ParameterDescriptionData type
Input raster fileRaster to convert to polygon features.Raster
Field for raster valuesField used to store converted raster cell values.Field
Use 8-connectednessConnectivity rule used when deciding which cells belong to the same polygon. 4-connectedness uses only the four direct neighbors: up, down, left, and right. 8-connectedness also includes the four diagonal neighbors.Boolean
Output pathFolder where the result file is saved.Folder path
Output file nameName of the output vector file.Vector

Steps

  1. Start the tool: Open Geoprocessing Toolbox > Data Management Tools > Data Conversion > Raster To Vector, then start Raster To Polygons.
  2. Set parameters: In Basic settings, select the input raster and configure the value field and connectivity rule.

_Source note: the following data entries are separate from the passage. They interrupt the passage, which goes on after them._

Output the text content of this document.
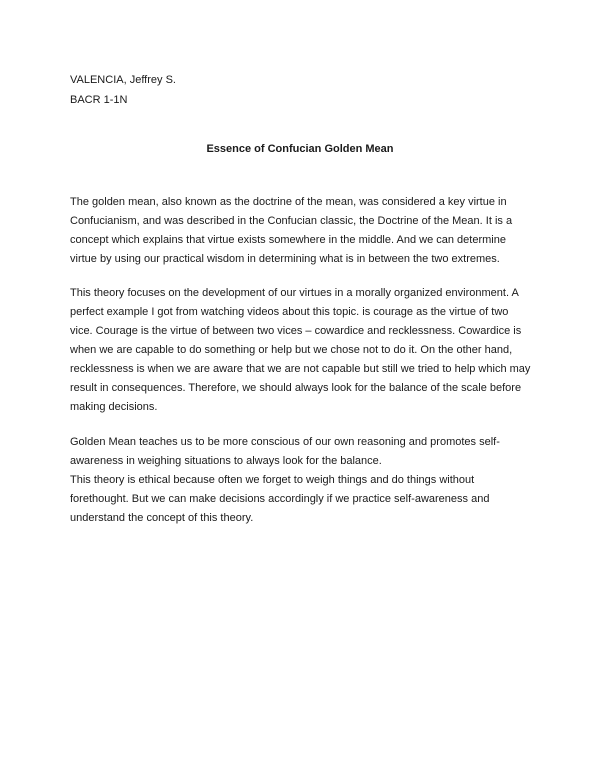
VALENCIA, Jeffrey S.
BACR 1-1N
Essence of Confucian Golden Mean

The golden mean, also known as the doctrine of the mean, was considered a key virtue in Confucianism, and was described in the Confucian classic, the Doctrine of the Mean. It is a concept which explains that virtue exists somewhere in the middle. And we can determine virtue by using our practical wisdom in determining what is in between the two extremes.

This theory focuses on the development of our virtues in a morally organized environment. A perfect example I got from watching videos about this topic. is courage as the virtue of two vice. Courage is the virtue of between two vices – cowardice and recklessness. Cowardice is when we are capable to do something or help but we chose not to do it. On the other hand, recklessness is when we are aware that we are not capable but still we tried to help which may result in consequences. Therefore, we should always look for the balance of the scale before making decisions.

Golden Mean teaches us to be more conscious of our own reasoning and promotes self-awareness in weighing situations to always look for the balance.

This theory is ethical because often we forget to weigh things and do things without forethought. But we can make decisions accordingly if we practice self-awareness and understand the concept of this theory.
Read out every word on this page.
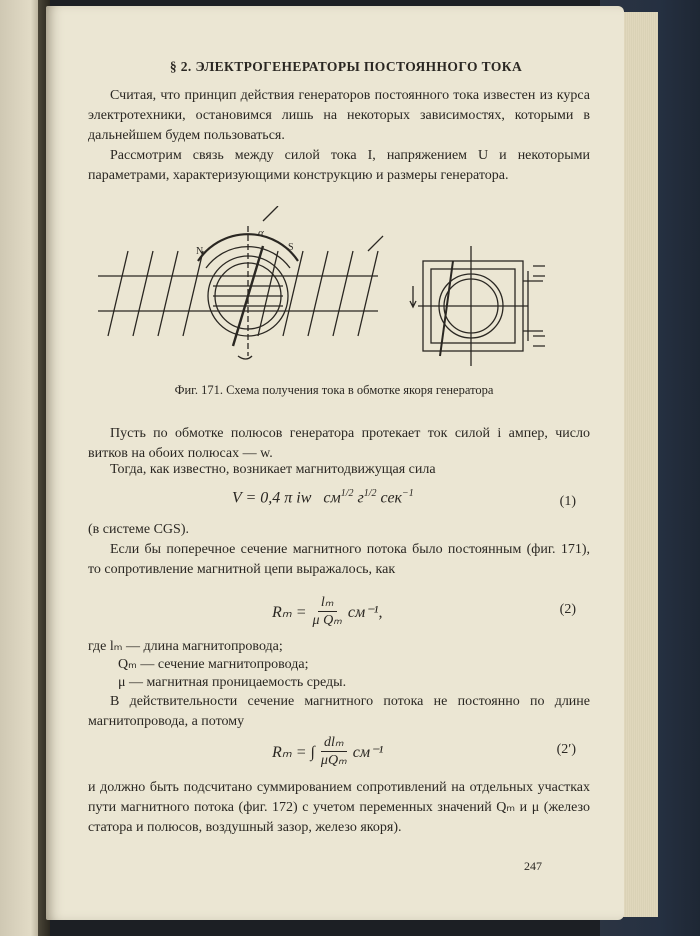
§ 2. ЭЛЕКТРОГЕНЕРАТОРЫ ПОСТОЯННОГО ТОКА
Считая, что принцип действия генераторов постоянного тока известен из курса электротехники, остановимся лишь на некоторых зависимостях, которыми в дальнейшем будем пользоваться.
Рассмотрим связь между силой тока I, напряжением U и некоторыми параметрами, характеризующими конструкцию и размеры генератора.
α
N	S
Фиг. 171. Схема получения тока в обмотке якоря генератора
Пусть по обмотке полюсов генератора протекает ток силой i ампер, число витков на обоих полюсах — w.
Тогда, как известно, возникает магнитодвижущая сила
V = 0,4 π iw $см^{1/2}$ $г^{1/2}$ сек$^{-1}$
(1)
(в системе CGS).
Если бы поперечное сечение магнитного потока было постоянным (фиг. 171), то сопротивление магнитной цепи выражалось, как
$R_m = \frac{\text{lₘ}}{\text{μ Qₘ}} см^{-1}$,	(2)
где lₘ — длина магнитопровода;
Qₘ — сечение магнитопровода;
μ — магнитная проницаемость среды.
В действительности сечение магнитного потока не постоянно по длине магнитопровода, а потому
Rₘ = ∫
dlₘ
μQₘ см⁻¹	(2′)
и должно быть подсчитано суммированием сопротивлений на отдельных участках пути магнитного потока (фиг. 172) с учетом переменных значений Qₘ и μ (железо статора и полюсов, воздушный зазор, железо якоря).
247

The tool uses 8-connectedness by default.
  3. Set advanced options if needed: Configure output format, output fields, or reprojection options if they are available in the interface.
  4. Run and monitor the task: Click Run. You can view progress, runtime, and status in Task List.
  5. Handle failures if needed: If the run fails, review the error message and use Edit to return to the tool pane.

Notes

  • Data volume: High-resolution rasters, such as 1 m rasters, may create many small polygons and reduce performance.
  • Boundary simplification: If simplification is applied, geometric precision may decrease. This is suitable for generalized analysis but not precise mapping.
  • Categorical rasters are preferred: Integer rasters, such as land-use classes, are the best input. Floating-point rasters, such as DEMs, may create too many fragmented polygons.
  • Topology checks: Converted polygons may contain overlaps or gaps. Run topology checks and repair tools when needed.